Calidad y servicio deberían ser los pilares de cualquier negocio. Pero a la gente hay que enseñarla. Esto es un oficio, una profesión. No podemos partir de la premisa de que a todos nos educaron igual en nuestras casas. Hay que enseñarle al personal a decir buenos días, buenas tardes, siempre, todas las veces. Hay que exigir que se haga contacto visual con la persona que está en la puerta, no importa el arrolle que haya dentro. Se cae de la mata que no se contesta un teléfono si hay una fila de personas frente a ti. El cliente que está mirándote a los ojos, siempre es prioridad por encima del que llama por teléfono. Maneja las expectativas de la gente, si falta algo esencial en tu menú, déjales saber de antemano. ¿Qué pasó con servir agua en las mesas? Todavía me choca tener que pedir que traigan agua de la pluma a los comensales. No importa si es una fondita o un restaurante de lujo, hay que limpiar mesas, poner cubiertos, dar menús, traer agua. Pareciera algo automático, pero no puedes contratar a alguien cuyo único contacto con el servicio era entregar pizzas o trabajar en un fast food y partir de la premisa de que los pasos del servicio son innatos, porque claramente no lo son. En las mesas siempre tiene que estar pasando algo, si hay vasos vacíos, hay que llenarlos, si la gente no está comiendo, hay que traerles comida o al menos entretenerlos. Esa cultura de que, si la mesa no la estás atendiendo tú, pues la ignoras, se puede corregir, se corrige entrenando y si entrenando no funciona, se cambian las propinas a un pote hasta que aprendan que un restaurante funciona solo si se sirve en comunidad. Últimamente me pasa a cada rato que traen los aperitivos a la vez que el plato principal como si fuese natural, sirven la mitad de la mesa y la otra come cuando los otros terminaron. Estoy hablando de lugares bonitos, sitios de brunch a $30 por cabeza, y en especial en el nuevo fenómeno de restaurantes que manejan mejor sus redes sociales de lo que logran hacer en la cocina y en el piso.

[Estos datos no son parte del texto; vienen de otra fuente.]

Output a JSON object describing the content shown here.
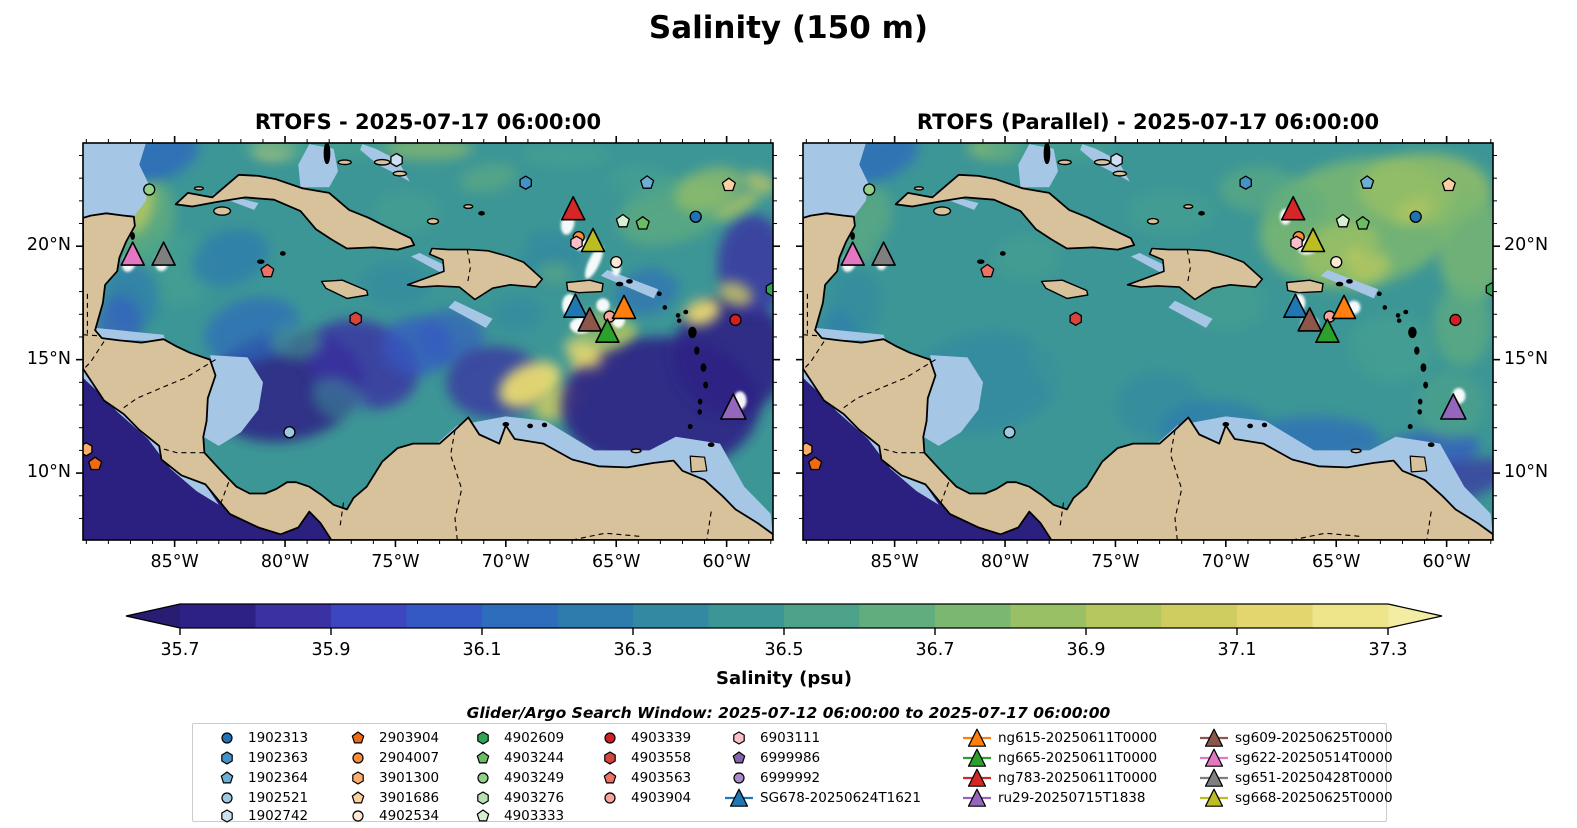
{
  "title": "Salinity (150 m)",
  "panels": [
    {
      "title": "RTOFS - 2025-07-17 06:00:00"
    },
    {
      "title": "RTOFS (Parallel) - 2025-07-17 06:00:00"
    }
  ],
  "axes": {
    "lon_tick_values": [
      85,
      80,
      75,
      70,
      65,
      60
    ],
    "lon_tick_labels": [
      "85°W",
      "80°W",
      "75°W",
      "70°W",
      "65°W",
      "60°W"
    ],
    "lat_tick_values": [
      20,
      15,
      10
    ],
    "lat_tick_labels": [
      "20°N",
      "15°N",
      "10°N"
    ]
  },
  "colorbar": {
    "label": "Salinity (psu)",
    "tick_labels": [
      "35.7",
      "35.9",
      "36.1",
      "36.3",
      "36.5",
      "36.7",
      "36.9",
      "37.1",
      "37.3"
    ],
    "tick_values": [
      35.7,
      35.9,
      36.1,
      36.3,
      36.5,
      36.7,
      36.9,
      37.1,
      37.3
    ],
    "segment_colors": [
      "#2e2185",
      "#3a31a3",
      "#3c46c0",
      "#3459c4",
      "#2e6cbc",
      "#2e7cae",
      "#3389a2",
      "#3d9696",
      "#4da28a",
      "#62ad7e",
      "#7cb771",
      "#99c065",
      "#b6c75e",
      "#d0cd60",
      "#e3d66e",
      "#eee489"
    ],
    "arrow_low_color": "#281d72",
    "arrow_high_color": "#f3eda4"
  },
  "search_window": "Glider/Argo Search Window: 2025-07-12 06:00:00 to 2025-07-17 06:00:00",
  "legend": {
    "columns": [
      [
        {
          "id": "1902313",
          "shape": "circle",
          "color": "#2171b5"
        },
        {
          "id": "1902363",
          "shape": "hexagon",
          "color": "#4292c6"
        },
        {
          "id": "1902364",
          "shape": "pentagon",
          "color": "#6baed6"
        },
        {
          "id": "1902521",
          "shape": "circle",
          "color": "#9ecae1"
        },
        {
          "id": "1902742",
          "shape": "hexagon",
          "color": "#cde0f1"
        }
      ],
      [
        {
          "id": "2903904",
          "shape": "pentagon",
          "color": "#f16913"
        },
        {
          "id": "2904007",
          "shape": "circle",
          "color": "#fd8d3c"
        },
        {
          "id": "3901300",
          "shape": "hexagon",
          "color": "#fdae6b"
        },
        {
          "id": "3901686",
          "shape": "pentagon",
          "color": "#fdd0a2"
        },
        {
          "id": "4902534",
          "shape": "circle",
          "color": "#fee9d6"
        }
      ],
      [
        {
          "id": "4902609",
          "shape": "hexagon",
          "color": "#31a354"
        },
        {
          "id": "4903244",
          "shape": "pentagon",
          "color": "#69bd63"
        },
        {
          "id": "4903249",
          "shape": "circle",
          "color": "#8fd08a"
        },
        {
          "id": "4903276",
          "shape": "hexagon",
          "color": "#b7e2b1"
        },
        {
          "id": "4903333",
          "shape": "pentagon",
          "color": "#d5efd0"
        }
      ],
      [
        {
          "id": "4903339",
          "shape": "circle",
          "color": "#d0201f"
        },
        {
          "id": "4903558",
          "shape": "hexagon",
          "color": "#d6453c"
        },
        {
          "id": "4903563",
          "shape": "pentagon",
          "color": "#ef7164"
        },
        {
          "id": "4903904",
          "shape": "circle",
          "color": "#f7a49c"
        }
      ],
      [
        {
          "id": "6903111",
          "shape": "hexagon",
          "color": "#fbbfc9"
        },
        {
          "id": "6999986",
          "shape": "pentagon",
          "color": "#8762ac"
        },
        {
          "id": "6999992",
          "shape": "circle",
          "color": "#a98bc9"
        },
        {
          "id": "SG678-20250624T1621",
          "shape": "triangle",
          "color": "#1f77b4",
          "line": true
        }
      ],
      [
        {
          "id": "ng615-20250611T0000",
          "shape": "triangle",
          "color": "#ff7f0e",
          "line": true
        },
        {
          "id": "ng665-20250611T0000",
          "shape": "triangle",
          "color": "#2ca02c",
          "line": true
        },
        {
          "id": "ng783-20250611T0000",
          "shape": "triangle",
          "color": "#d62728",
          "line": true
        },
        {
          "id": "ru29-20250715T1838",
          "shape": "triangle",
          "color": "#9467bd",
          "line": true
        }
      ],
      [
        {
          "id": "sg609-20250625T0000",
          "shape": "triangle",
          "color": "#8c564b",
          "line": true
        },
        {
          "id": "sg622-20250514T0000",
          "shape": "triangle",
          "color": "#e377c2",
          "line": true
        },
        {
          "id": "sg651-20250428T0000",
          "shape": "triangle",
          "color": "#7f7f7f",
          "line": true
        },
        {
          "id": "sg668-20250625T0000",
          "shape": "triangle",
          "color": "#bcbd22",
          "line": true
        }
      ]
    ]
  },
  "chart_data": {
    "type": "heatmap",
    "title": "Salinity (150 m)",
    "panels": [
      "RTOFS - 2025-07-17 06:00:00",
      "RTOFS (Parallel) - 2025-07-17 06:00:00"
    ],
    "variable": "Salinity (psu)",
    "colorbar_range": [
      35.6,
      37.4
    ],
    "colorbar_ticks": [
      35.7,
      35.9,
      36.1,
      36.3,
      36.5,
      36.7,
      36.9,
      37.1,
      37.3
    ],
    "map_extent": {
      "lon_west": 89.15,
      "lon_east": 57.9,
      "lat_north": 24.55,
      "lat_south": 7.05
    },
    "platform_positions": [
      {
        "id": "1902313",
        "lon_w": 61.4,
        "lat_n": 21.3
      },
      {
        "id": "1902363",
        "lon_w": 69.1,
        "lat_n": 22.8
      },
      {
        "id": "1902364",
        "lon_w": 63.6,
        "lat_n": 22.8
      },
      {
        "id": "1902521",
        "lon_w": 79.8,
        "lat_n": 11.8
      },
      {
        "id": "1902742",
        "lon_w": 74.95,
        "lat_n": 23.8
      },
      {
        "id": "2903904",
        "lon_w": 88.6,
        "lat_n": 10.4
      },
      {
        "id": "2904007",
        "lon_w": 66.7,
        "lat_n": 20.4
      },
      {
        "id": "3901300",
        "lon_w": 89.0,
        "lat_n": 11.05
      },
      {
        "id": "3901686",
        "lon_w": 59.9,
        "lat_n": 22.7
      },
      {
        "id": "4902534",
        "lon_w": 65.0,
        "lat_n": 19.3
      },
      {
        "id": "4902609",
        "lon_w": 57.95,
        "lat_n": 18.1
      },
      {
        "id": "4903244",
        "lon_w": 63.8,
        "lat_n": 21.0
      },
      {
        "id": "4903249",
        "lon_w": 86.15,
        "lat_n": 22.5
      },
      {
        "id": "4903333",
        "lon_w": 64.7,
        "lat_n": 21.1
      },
      {
        "id": "4903339",
        "lon_w": 59.6,
        "lat_n": 16.75
      },
      {
        "id": "4903558",
        "lon_w": 76.8,
        "lat_n": 16.8
      },
      {
        "id": "4903563",
        "lon_w": 80.8,
        "lat_n": 18.9
      },
      {
        "id": "4903904",
        "lon_w": 65.3,
        "lat_n": 16.9
      },
      {
        "id": "6903111",
        "lon_w": 66.8,
        "lat_n": 20.15
      },
      {
        "id": "SG678-20250624T1621",
        "lon_w": 66.85,
        "lat_n": 17.3
      },
      {
        "id": "ng615-20250611T0000",
        "lon_w": 64.65,
        "lat_n": 17.25
      },
      {
        "id": "ng665-20250611T0000",
        "lon_w": 65.4,
        "lat_n": 16.2
      },
      {
        "id": "ng783-20250611T0000",
        "lon_w": 66.95,
        "lat_n": 21.6
      },
      {
        "id": "ru29-20250715T1838",
        "lon_w": 59.7,
        "lat_n": 12.85
      },
      {
        "id": "sg609-20250625T0000",
        "lon_w": 66.2,
        "lat_n": 16.7
      },
      {
        "id": "sg622-20250514T0000",
        "lon_w": 86.9,
        "lat_n": 19.6
      },
      {
        "id": "sg651-20250428T0000",
        "lon_w": 85.5,
        "lat_n": 19.6
      },
      {
        "id": "sg668-20250625T0000",
        "lon_w": 66.05,
        "lat_n": 20.2
      }
    ]
  }
}
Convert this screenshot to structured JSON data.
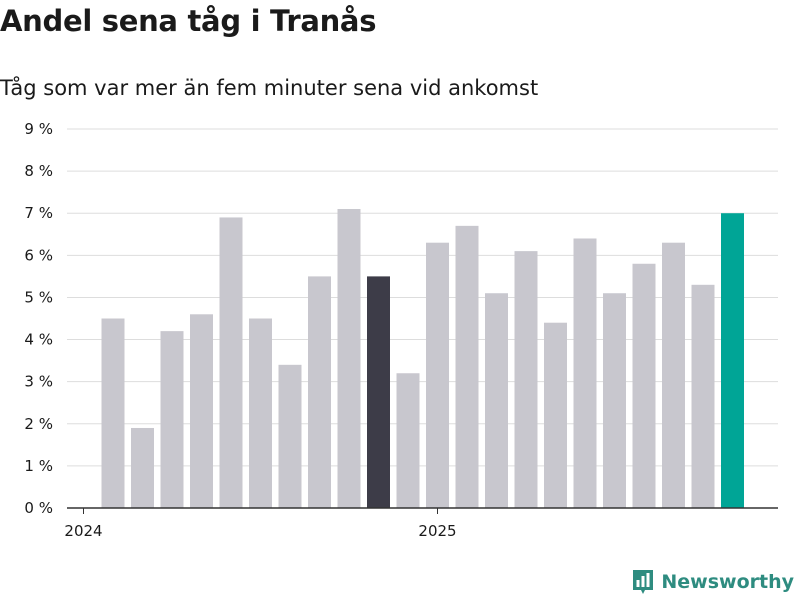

Servir no es un favor. Todo lo contrario, es un trabajo difícil y hacerlo bien es un arte y una verdadera jodienda. La gente puede ser imposible. Quieren hacer sus propios menús, tardan en pedir y luego tienen prisa, hacen reservaciones y no llegan, cuestionan los precios sin tener la menor idea de lo difícil que es conseguir buenos productos, pagar personal, renta, luz, agua, impuestos y todo lo demás. Ven que hay gente esperando mesas y se quieren quedar a acampar sin consumir. Se comen el plato entero y dicen que no les gusta porque no quieren pagar. Se toman veinte palos y después juran y perjuran que no lo hicieron, te tratan como idiota, y muchas veces te faltan el respeto. Como digo una cosa digo la otra, no hay razón para aguantar humillaciones. Si usted no sabe comportarse y tratar al equipo que está dándose a la odisea de tarea que es darle una experiencia completa y agradable con respeto y gratitud, pues mejor cocínese usted mismo, pida una pizza u ordene por el servicarro de un fast food para que tenga el menor contacto con la gente posible. Si no tiene una buena experiencia, quéjense, pero sea justo, no diga que todo está bien en la mesa y luego ponga un review terrible en las redes sociales que le destruya la reputación a personas que están dejando literalmente el pellejo para echar pa’lante. La crítica solo vale la pena si es en ánimos de construir. De lo contrario es envenenar la comida que no va a comerse y eso, es un comportamiento típico de ratas y otros roedores.